Das Berufungsgericht bestätigte diese Entscheidung und sprach aus, dass "die ordentliche Revision" (eigentlich: der ordentliche Revisionsrekurs) zulässig sei. Das von der klagenden Partei eingeholte Gutachten habe dazu gedient, das Vorliegen eines Mangels zu dokumentieren und zu beweisen; eine Erforschung der Schadensursache sei unterblieben. Der im Gutachten dokumentierte Mangel sei bislang nicht behoben worden. Ein über die Vorbereitung eines (Gewährleistungs‑ oder Schadenersatz‑)Prozesses hinausgehendes Interesse der klagenden Partei an der Einholung des Gutachtens liege demnach nicht vor. Gerade auf Grund der divergierenden Standpunkte (der Streitteile) sei zur Untermauerung der eigenen Argumentation der klagenden Partei das Gutachten eingeholt worden. Die geltend gemachten Kosten des Sachverständigengutachtens seien daher zum Hauptanspruch der klagenden Partei akzessorisch. Mangels Nachweises einer eigenständigen Vereinbarung über die Kostentragung könne das Klagebegehren auch nicht auf eine vertragliche Grundlage gestützt werden.

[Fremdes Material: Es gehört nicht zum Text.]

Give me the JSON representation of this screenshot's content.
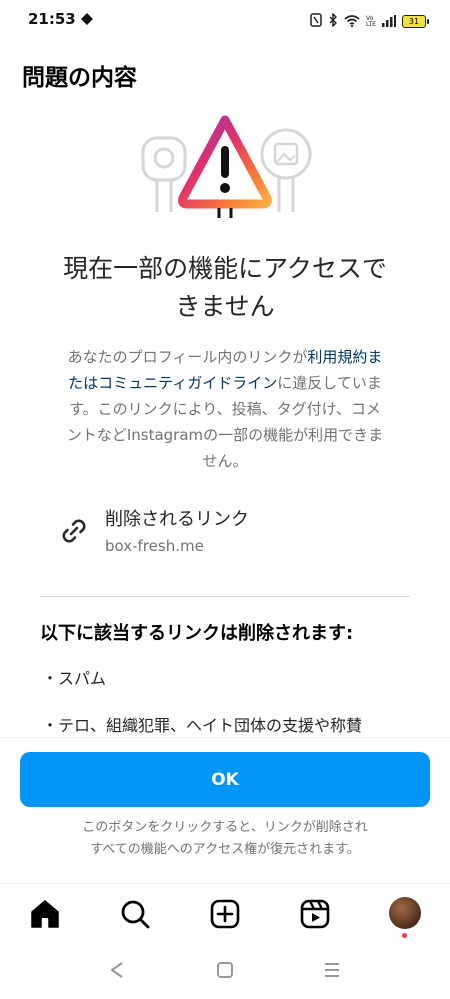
{
  "status_bar": {
    "time": "21:53",
    "battery_level": "31",
    "icons": [
      "nfc-icon",
      "bluetooth-icon",
      "wifi-icon",
      "volte-icon",
      "signal-icon",
      "battery-icon"
    ]
  },
  "page": {
    "title": "問題の内容"
  },
  "notice": {
    "heading_line1": "現在一部の機能にアクセスで",
    "heading_line2": "きません",
    "desc_part1": "あなたのプロフィール内のリンクが",
    "desc_link": "利用規約またはコミュニティガイドライン",
    "desc_part2": "に違反しています。このリンクにより、投稿、タグ付け、コメントなどInstagramの一部の機能が利用できません。"
  },
  "link": {
    "title": "削除されるリンク",
    "url": "box-fresh.me"
  },
  "removal": {
    "heading": "以下に該当するリンクは削除されます:",
    "items": [
      "・スパム",
      "・テロ、組織犯罪、ヘイト団体の支援や称賛"
    ]
  },
  "actions": {
    "ok_label": "OK",
    "footnote_line1": "このボタンをクリックすると、リンクが削除され",
    "footnote_line2": "すべての機能へのアクセス権が復元されます。"
  },
  "tabs": {
    "items": [
      "home-icon",
      "search-icon",
      "create-icon",
      "reels-icon",
      "profile-avatar"
    ]
  },
  "colors": {
    "primary_button": "#0095f6",
    "link_text": "#00376b",
    "secondary_text": "#737373",
    "notification_dot": "#ff3040"
  }
}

Der als Revision bezeichnete Revisionsrekurs der klagenden Partei ist zulässig (§ 528 Abs 2 Z 2 ZPO) und berechtigt.

 

Rechtliche Beurteilung

Vorprozessuale Kosten eines Privatgutachtens können dann Gegenstand eines eigenen Schadenersatzanspruchs sein, wenn ein besonderes Interesse an der Sachverhaltsermittlung unabhängig von der Rechtsverfolgung oder Rechtsverteidigung in einem Prozess besteht (JBl 2001, 459; MietSlg 48.586; 2 Ob 647, 648/84; 2 Ob 542/81; 2 Ob 207/78). Im vorliegenden Fall diente das von der klagenden Partei in Auftrag gegebene Sachverständigengutachten, dessen Kosten sie ersetzt begehrt, letztlich nur der Feststellung, ob ein Schaden (Mangel) im Zusammenhang mit der mangelnden Schalldämmung vorlag, keinesfalls aber der Feststellung der Schadensursache. Die Einholung dieses Gutachtens erfolgte daher jedenfalls nicht in erster Linie zur Beweissammlung und zur Vorbereitung eines gegen die beklagten Parteien anzustrengenden Prozesses, vielmehr bestand das besondere Interesse der klagenden Partei an der Sachverhaltsermittlung unabhängig von der denkbaren prozessualen Rechtsverfolgung oder Rechtsverteidigung gegenüber den beklagten Parteien. Der Klagsanspruch bildet also hier keinen vom Ausgang eines allfälligen Rechtsstreits abhängigen Teil des Hauptanspruchs der klagenden Partei und kann demnach mit gesonderter Klage geltend gemacht werden. Das Prozesshindernis der Unzulässigkeit des Rechtswegs ‑ das die Vorinstanzen der Sache nach bejahten, weshalb sie von ihrem Rechtsstandpunkt die Klage hätten mit Beschluss zurückweisen müssen ‑ steht dieser Geltendmachung nicht entgegen, ist doch davon auszugehen, dass die von der klagenden Partei in Auftrag gegebene Gutachtenserstattung nicht bereits (unmittelbar) der allfälligen späteren Prozessführung gedient hat, sondern ganz überwiegend dazu bestimmt war, dem Auftraggeber eine Grundlage zur Ermittlung seiner Ansprüche bzw seiner Rechtsposition zu verschaffen, obwohl noch gar nicht feststeht, ob es zu einem Rechtsstreit kommen werde (vgl M. Bydlinski in JBl 1998, 69 [79]). Es ist also unerheblich, dass auch noch ein "Hauptprozess" zwischen den Streitteilen über allfällige Gewährleistungs‑ oder Schadenersatzansprüche der klagenden Partei geführt werden könnte. Ebensowenig ist von Bedeutung, dass eine privatrechtliche Vereinbarung über die Tragung dieser Kosten nicht feststellbar war.

In Stattgebung des Revisionsrekurses sind die Entscheidungen der Vorinstanzen zur Ergänzung des Verfahrens aufzuheben.

Der Kostenvorbehalt beruht auf § 52 ZPO.